Selain panduan ibadah dan amal-amal shaleh, banyak hal yang dikaji dalam al-Qur’an, hal yang tak kalah penting dibahas ialah masalah keluarga, relasi suami-istri (termasuk pernikahan, pemberian mahar, thalaq, rujuk), relasi orangtua dengan anak (begitu pun sebaliknya) dan panduan mengenai batasan aurat ketika di dalam maupun di luar rumah. Sementara itu, mengenai busana/ pakaian, al-Qur’an pun menyebutnya baik secara metafor (majazi) maupun makna hakiki.
Dalam Al-Qur’an paling tidak terdapat tiga bentuk istilah yang berkaitan dengan busana, yaitu libas, tsiyab, dan sarabil. Selain tiga istilah tersebut, juga ditemukan istilah-istilah lain dalam Al-Qur’an yang terkait dengan busana seperti jilbab, khimar (kerudung), zinat (perhiasan), dan hijab.

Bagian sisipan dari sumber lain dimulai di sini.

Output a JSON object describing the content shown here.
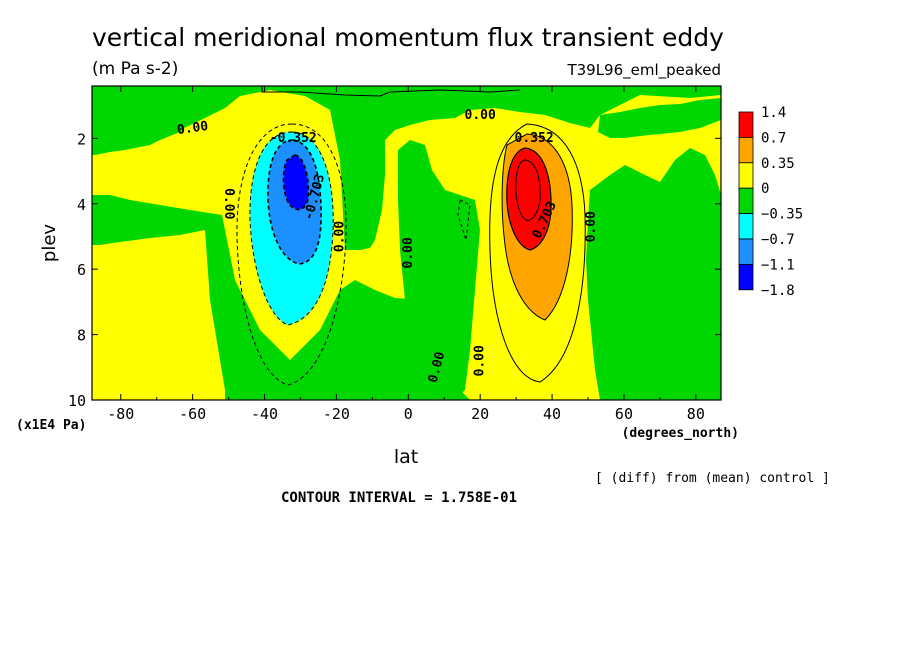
{
  "chart_data": {
    "type": "contour",
    "title": "vertical meridional momentum flux transient eddy",
    "units": "(m Pa s-2)",
    "run_label": "T39L96_eml_peaked",
    "xlabel": "lat",
    "x_units": "(degrees_north)",
    "ylabel": "plev",
    "y_units": "(x1E4 Pa)",
    "x_ticks": [
      "-80",
      "-60",
      "-40",
      "-20",
      "0",
      "20",
      "40",
      "60",
      "80"
    ],
    "x_tick_values": [
      -80,
      -60,
      -40,
      -20,
      0,
      20,
      40,
      60,
      80
    ],
    "y_ticks": [
      "2",
      "4",
      "6",
      "8",
      "10"
    ],
    "y_tick_values": [
      2,
      4,
      6,
      8,
      10
    ],
    "xlim": [
      -88,
      87
    ],
    "ylim": [
      10,
      0.4
    ],
    "colorbar": {
      "labels": [
        "1.4",
        "0.7",
        "0.35",
        "0",
        "−0.35",
        "−0.7",
        "−1.1",
        "−1.8"
      ],
      "colors": [
        "#ff0000",
        "#ffa500",
        "#ffff00",
        "#00d700",
        "#00ffff",
        "#1e90ff",
        "#0000ff"
      ]
    },
    "contour_labels": [
      {
        "text": "0.00",
        "lat": -60,
        "p": 1.7,
        "rot": -8
      },
      {
        "text": "0.00",
        "lat": 20,
        "p": 1.3,
        "rot": 0
      },
      {
        "text": "-0.352",
        "lat": -32,
        "p": 2.0,
        "rot": 0
      },
      {
        "text": "0.352",
        "lat": 35,
        "p": 2.0,
        "rot": 0
      },
      {
        "text": "-0.703",
        "lat": -26,
        "p": 3.8,
        "rot": -75
      },
      {
        "text": "0.703",
        "lat": 38,
        "p": 4.5,
        "rot": -65
      },
      {
        "text": "0.00",
        "lat": -50,
        "p": 4.0,
        "rot": 90
      },
      {
        "text": "0.00",
        "lat": -19,
        "p": 5.0,
        "rot": -90
      },
      {
        "text": "0.00",
        "lat": 0,
        "p": 5.5,
        "rot": -90
      },
      {
        "text": "0.00",
        "lat": 51,
        "p": 4.7,
        "rot": -90
      },
      {
        "text": "0.00",
        "lat": 8,
        "p": 9.0,
        "rot": -75
      },
      {
        "text": "0.00",
        "lat": 20,
        "p": 8.8,
        "rot": -90
      }
    ],
    "footnote": "[ (diff) from (mean) control ]",
    "contour_interval": "CONTOUR INTERVAL = 1.758E-01"
  }
}
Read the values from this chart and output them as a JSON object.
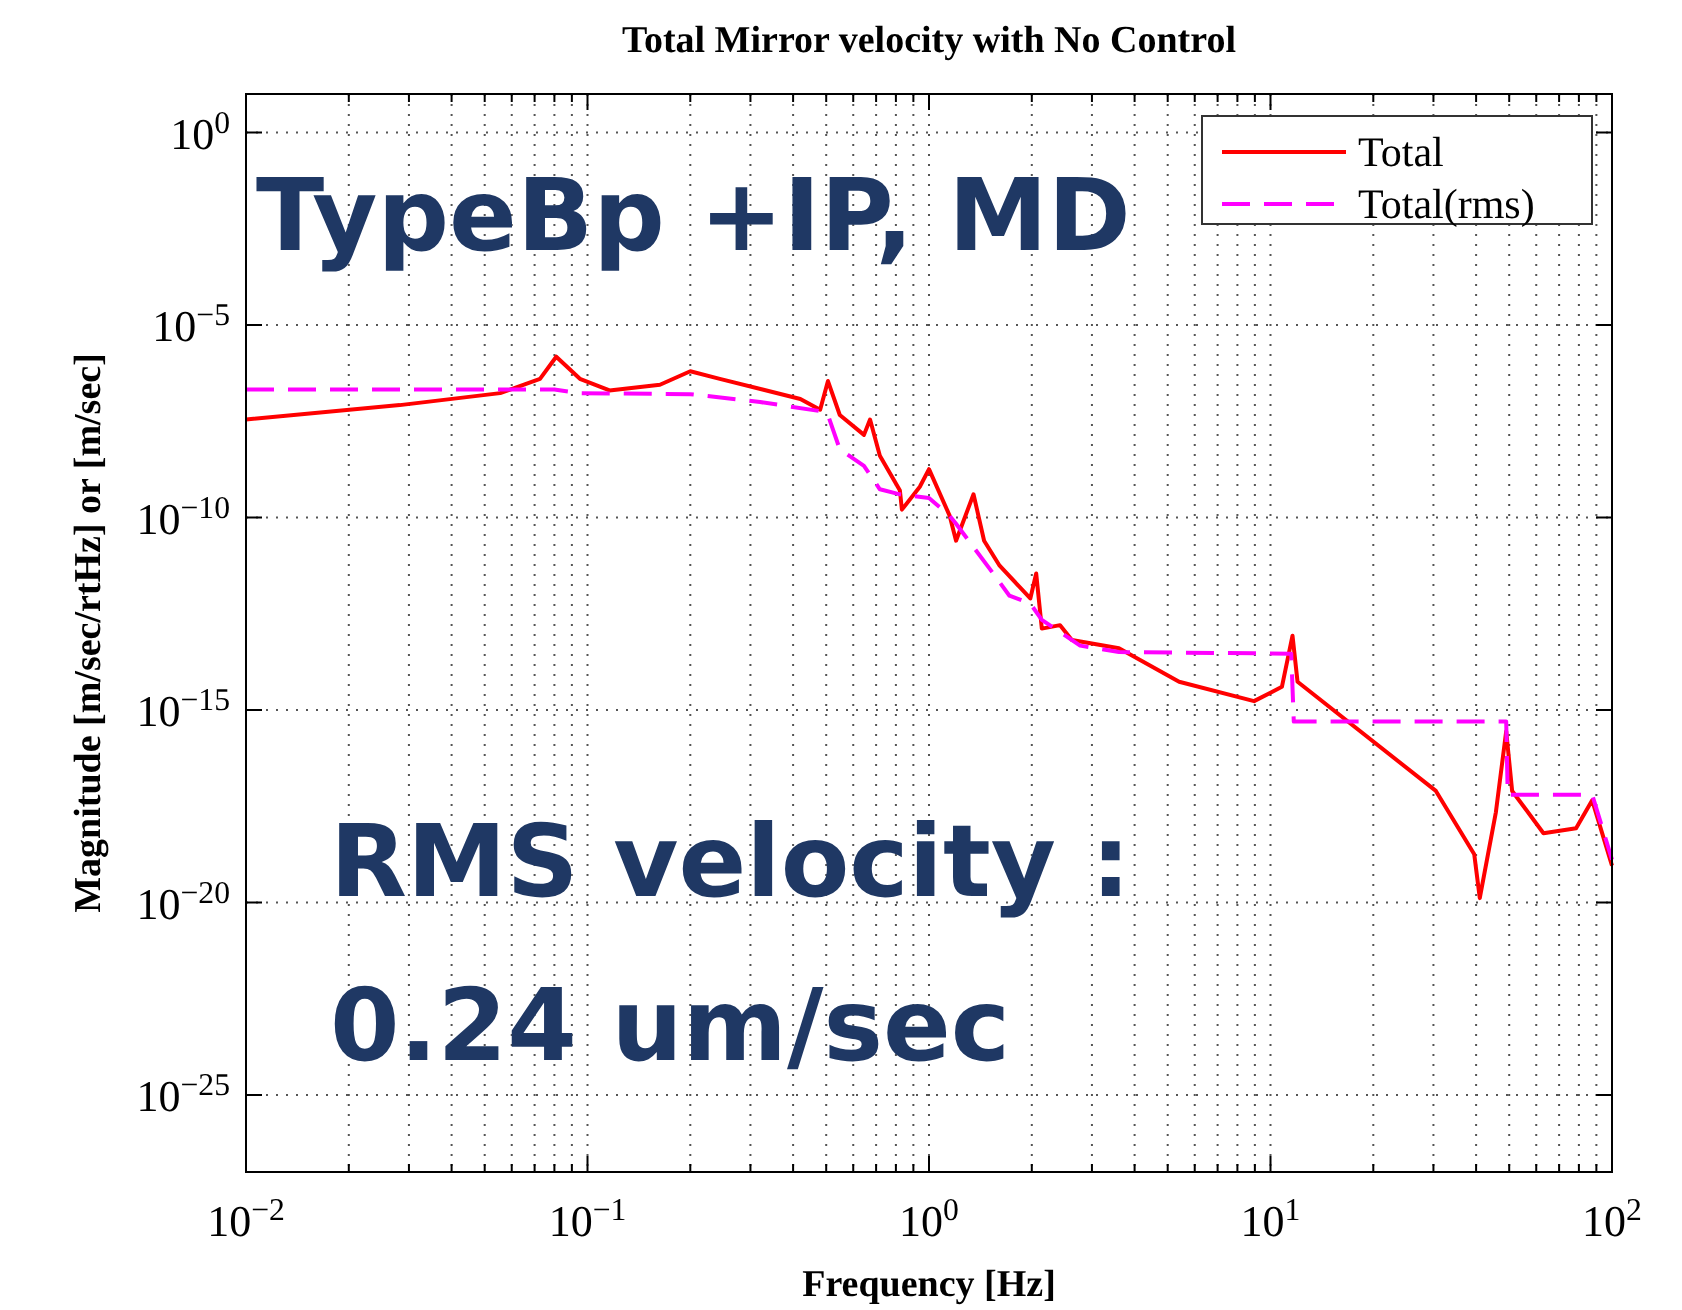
{
  "chart_data": {
    "type": "line",
    "title": "Total Mirror velocity with No Control",
    "xlabel": "Frequency [Hz]",
    "ylabel": "Magnitude [m/sec/rtHz] or [m/sec]",
    "log": "xy",
    "grid": true,
    "legend": "top right",
    "xlim": [
      0.01,
      100
    ],
    "ylim": [
      1e-27,
      10
    ],
    "xticks": [
      {
        "value": 0.01,
        "label": "10$^{−2}$"
      },
      {
        "value": 0.1,
        "label": "10$^{−1}$"
      },
      {
        "value": 1,
        "label": "10$^{0}$"
      },
      {
        "value": 10,
        "label": "10$^{1}$"
      },
      {
        "value": 100,
        "label": "10$^{2}$"
      }
    ],
    "yticks": [
      {
        "value": 1e-25,
        "label": "10$^{−25}$"
      },
      {
        "value": 1e-20,
        "label": "10$^{−20}$"
      },
      {
        "value": 1e-15,
        "label": "10$^{−15}$"
      },
      {
        "value": 1e-10,
        "label": "10$^{−10}$"
      },
      {
        "value": 1e-05,
        "label": "10$^{−5}$"
      },
      {
        "value": 1,
        "label": "10$^{0}$"
      }
    ],
    "annotations": [
      "TypeBp +IP, MD",
      "RMS velocity :",
      "0.24 um/sec"
    ],
    "series": [
      {
        "name": "Total",
        "color": "#ff0000",
        "line_style": "solid",
        "x": [
          0.01,
          0.0282,
          0.0555,
          0.0726,
          0.081,
          0.095,
          0.116,
          0.163,
          0.2,
          0.244,
          0.42,
          0.48,
          0.506,
          0.548,
          0.645,
          0.672,
          0.718,
          0.822,
          0.833,
          0.94,
          1.0,
          1.15,
          1.2,
          1.35,
          1.45,
          1.61,
          1.98,
          2.06,
          2.14,
          2.42,
          2.62,
          3.6,
          5.4,
          8.95,
          10.8,
          11.6,
          12.0,
          30.5,
          39.5,
          41,
          45.7,
          49,
          51,
          63,
          78.5,
          87.5,
          100
        ],
        "values": [
          3.5e-08,
          8.3e-08,
          1.7e-07,
          4e-07,
          1.5e-06,
          4e-07,
          2e-07,
          2.8e-07,
          6.3e-07,
          4e-07,
          1.2e-07,
          6.3e-08,
          3.5e-07,
          4.6e-08,
          1.4e-08,
          3.5e-08,
          4e-09,
          5e-10,
          1.6e-10,
          6.3e-10,
          1.8e-09,
          1.1e-10,
          2.5e-11,
          4e-10,
          2.5e-11,
          5.6e-12,
          7.9e-13,
          3.5e-12,
          1.3e-13,
          1.6e-13,
          6.6e-14,
          4e-14,
          5.4e-15,
          1.7e-15,
          4e-15,
          8.5e-14,
          5.4e-15,
          7.9e-18,
          1.8e-19,
          1.3e-20,
          2.2e-18,
          2.8e-16,
          7.9e-18,
          6.3e-19,
          8.5e-19,
          4.5e-18,
          9.1e-20
        ]
      },
      {
        "name": "Total(rms)",
        "color": "#ff00ff",
        "line_style": "dashed",
        "x": [
          0.01,
          0.08,
          0.095,
          0.2,
          0.32,
          0.48,
          0.506,
          0.548,
          0.645,
          0.718,
          0.822,
          1.0,
          1.15,
          1.2,
          1.51,
          1.72,
          1.98,
          2.14,
          2.77,
          3.6,
          11.5,
          11.7,
          49,
          49.5,
          87.5,
          100
        ],
        "values": [
          2.1e-07,
          2.1e-07,
          1.7e-07,
          1.6e-07,
          1e-07,
          5.8e-08,
          4.6e-08,
          5.9e-09,
          2.2e-09,
          5.4e-10,
          4e-10,
          3.2e-10,
          1.1e-10,
          6.9e-11,
          4.5e-12,
          9.3e-13,
          5.8e-13,
          2.2e-13,
          4.7e-14,
          3.2e-14,
          2.9e-14,
          5e-16,
          5e-16,
          6.3e-18,
          6.3e-18,
          1.3e-19
        ]
      }
    ]
  }
}
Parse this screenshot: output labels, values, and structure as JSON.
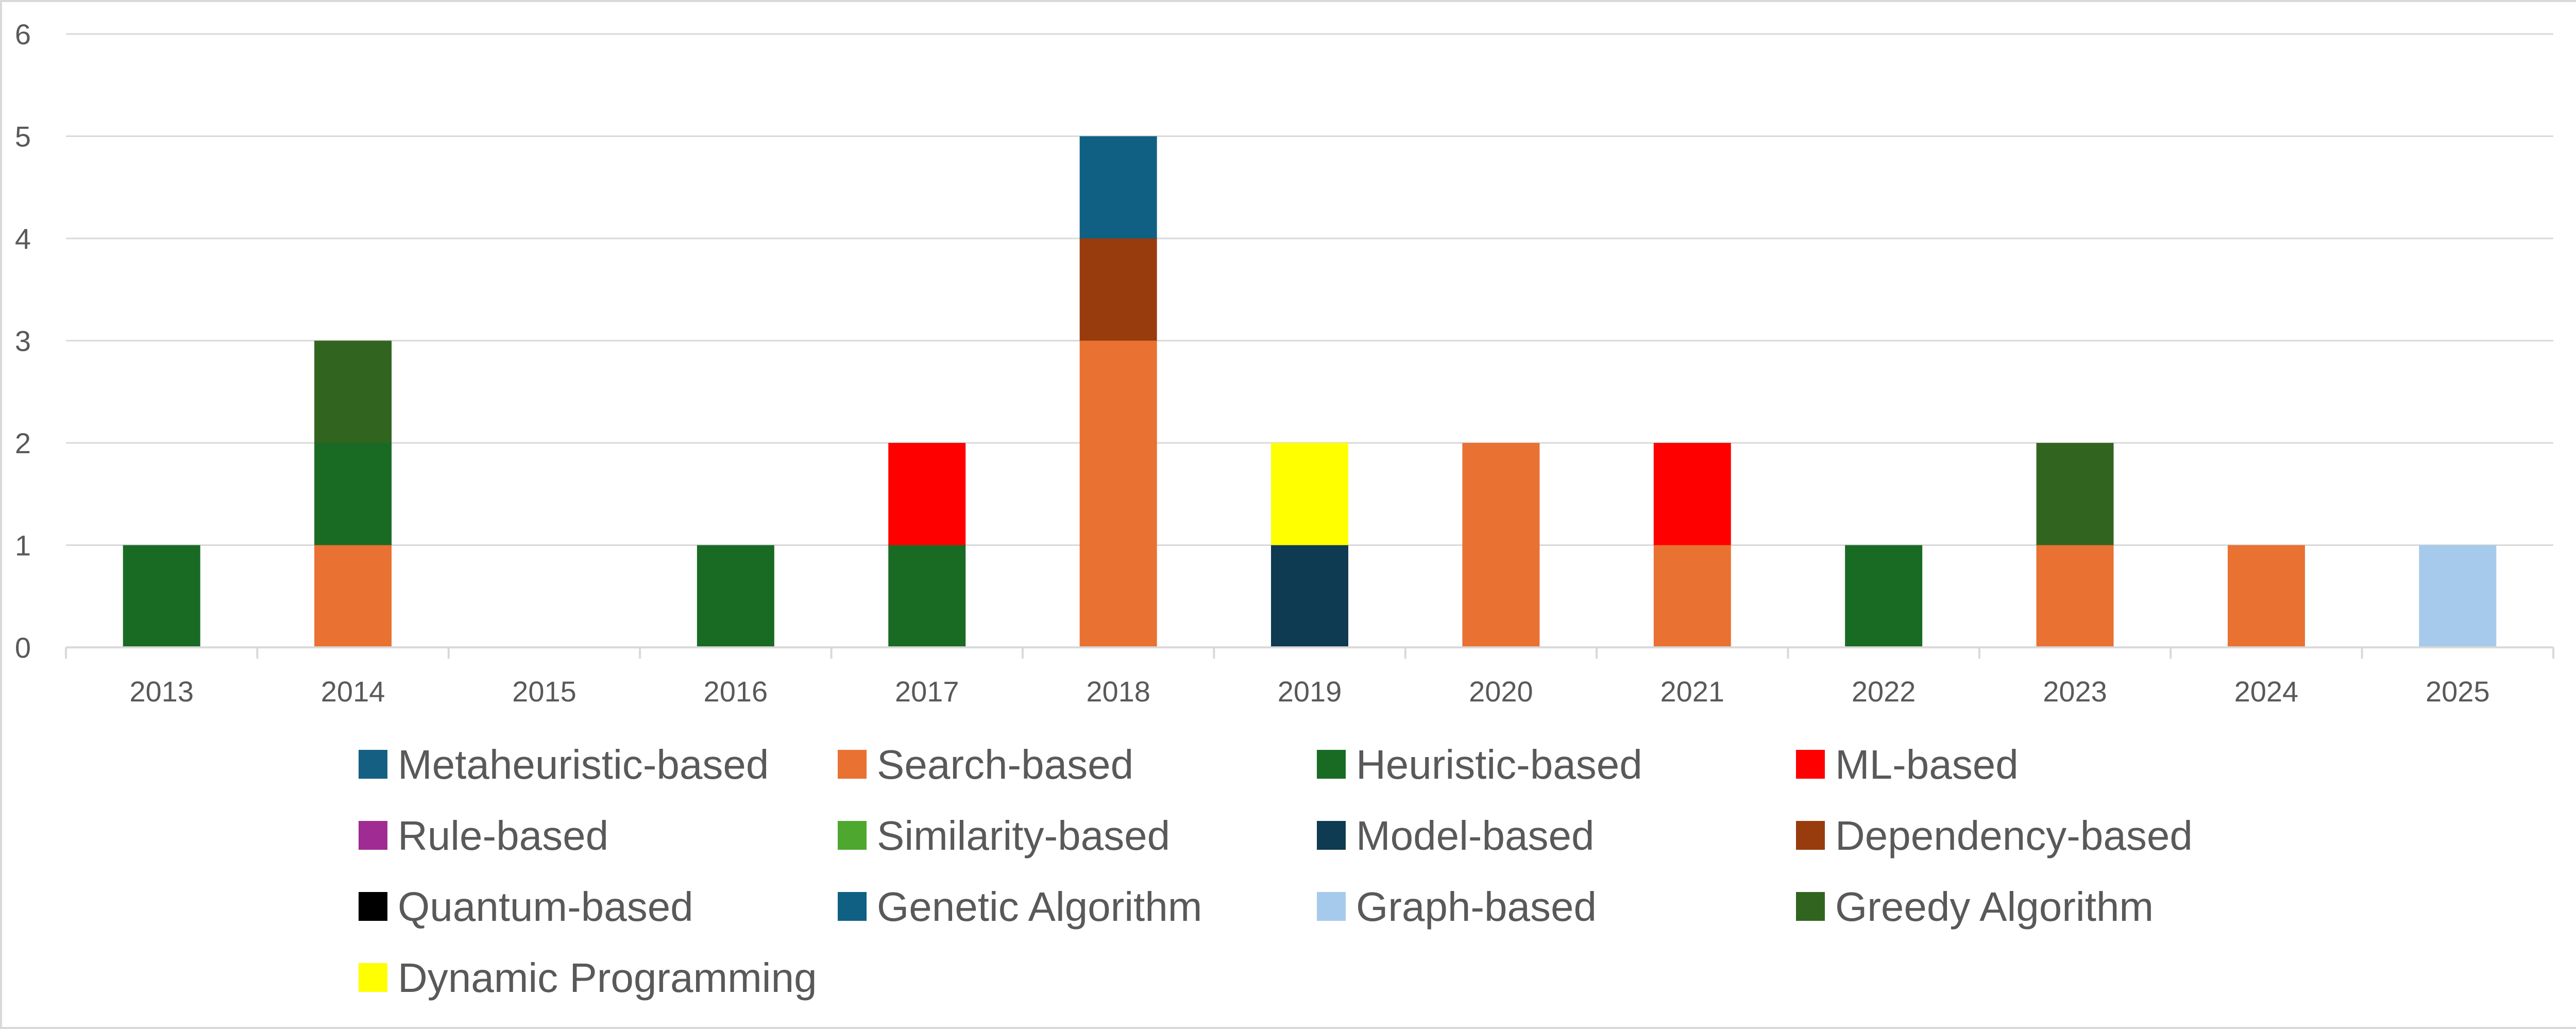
{
  "chart_data": {
    "type": "bar",
    "stacked": true,
    "title": "",
    "xlabel": "",
    "ylabel": "",
    "categories": [
      "2013",
      "2014",
      "2015",
      "2016",
      "2017",
      "2018",
      "2019",
      "2020",
      "2021",
      "2022",
      "2023",
      "2024",
      "2025"
    ],
    "ylim": [
      0,
      6
    ],
    "yticks": [
      0,
      1,
      2,
      3,
      4,
      5,
      6
    ],
    "grid": true,
    "legend_position": "bottom",
    "series": [
      {
        "name": "Metaheuristic-based",
        "color": "#156082",
        "values": [
          0,
          0,
          0,
          0,
          0,
          0,
          0,
          0,
          0,
          0,
          0,
          0,
          0
        ]
      },
      {
        "name": "Search-based",
        "color": "#E97132",
        "values": [
          0,
          1,
          0,
          0,
          0,
          3,
          0,
          2,
          1,
          0,
          1,
          1,
          0
        ]
      },
      {
        "name": "Heuristic-based",
        "color": "#196B24",
        "values": [
          1,
          1,
          0,
          1,
          1,
          0,
          0,
          0,
          0,
          1,
          0,
          0,
          0
        ]
      },
      {
        "name": "ML-based",
        "color": "#FF0000",
        "values": [
          0,
          0,
          0,
          0,
          1,
          0,
          0,
          0,
          1,
          0,
          0,
          0,
          0
        ]
      },
      {
        "name": "Rule-based",
        "color": "#A02B93",
        "values": [
          0,
          0,
          0,
          0,
          0,
          0,
          0,
          0,
          0,
          0,
          0,
          0,
          0
        ]
      },
      {
        "name": "Similarity-based",
        "color": "#4EA72E",
        "values": [
          0,
          0,
          0,
          0,
          0,
          0,
          0,
          0,
          0,
          0,
          0,
          0,
          0
        ]
      },
      {
        "name": "Model-based",
        "color": "#0E3A52",
        "values": [
          0,
          0,
          0,
          0,
          0,
          0,
          1,
          0,
          0,
          0,
          0,
          0,
          0
        ]
      },
      {
        "name": "Dependency-based",
        "color": "#983C0E",
        "values": [
          0,
          0,
          0,
          0,
          0,
          1,
          0,
          0,
          0,
          0,
          0,
          0,
          0
        ]
      },
      {
        "name": "Quantum-based",
        "color": "#000000",
        "values": [
          0,
          0,
          0,
          0,
          0,
          0,
          0,
          0,
          0,
          0,
          0,
          0,
          0
        ]
      },
      {
        "name": "Genetic Algorithm",
        "color": "#0F6083",
        "values": [
          0,
          0,
          0,
          0,
          0,
          1,
          0,
          0,
          0,
          0,
          0,
          0,
          0
        ]
      },
      {
        "name": "Graph-based",
        "color": "#A6CAEC",
        "values": [
          0,
          0,
          0,
          0,
          0,
          0,
          0,
          0,
          0,
          0,
          0,
          0,
          1
        ]
      },
      {
        "name": "Greedy Algorithm",
        "color": "#31651F",
        "values": [
          0,
          1,
          0,
          0,
          0,
          0,
          0,
          0,
          0,
          0,
          1,
          0,
          0
        ]
      },
      {
        "name": "Dynamic Programming",
        "color": "#FFFF00",
        "values": [
          0,
          0,
          0,
          0,
          0,
          0,
          1,
          0,
          0,
          0,
          0,
          0,
          0
        ]
      }
    ],
    "gridline_color": "#d9d9d9",
    "axis_color": "#d9d9d9"
  }
}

Dalam konteks keluarga dan relasi fungsi suami isteri, dapat ditemukan dalam Q.S Al-Baqarah/2 ayat 187:
… أُحِلَّ لَكُمْ لَيْلَةَ الصِّيَامِ الرَّفَثُ إِلَى نِسَائِكُمْ هُنَّ لِبَاسٌ لَكُمْ وَأَنْتُمْ لِبَاسٌ لَهُنَّ
“Dihalalkan bagimu pada malam hari puasa bercampur dengan istrimu. Mereka adalah pakaian bagimu, dan kamu adalah pakaian bagi mereka …” (Q.S Al-Baqarah/2: 187)
Allah Swt mengumpamakan bahwa hubungan suami-istri dalam ayat di atas selayaknya fungsi pakaian (libaas) untuk menutupi satu sama lain (to cover each other). Lafadz libaas (un), yang berakar kata la-ba-sa dengan beragam derivasinya dalam Al-Qur’an, disebut sebanyak 23x. Tidak kurang dari 18 surah menyebut lafadz ini. Namun yang disebut dengan libaas, hanya ada enam dalam ayat yang berbeda, yakni Qs. Al-Baqarah/2: 187, al-A’raf/ 7: 26, an-Nahl/ 16: 112, al-A’raf/ 7: 26, al-Furqan/ 25: 47, dan An-Naba’/ 78: 10.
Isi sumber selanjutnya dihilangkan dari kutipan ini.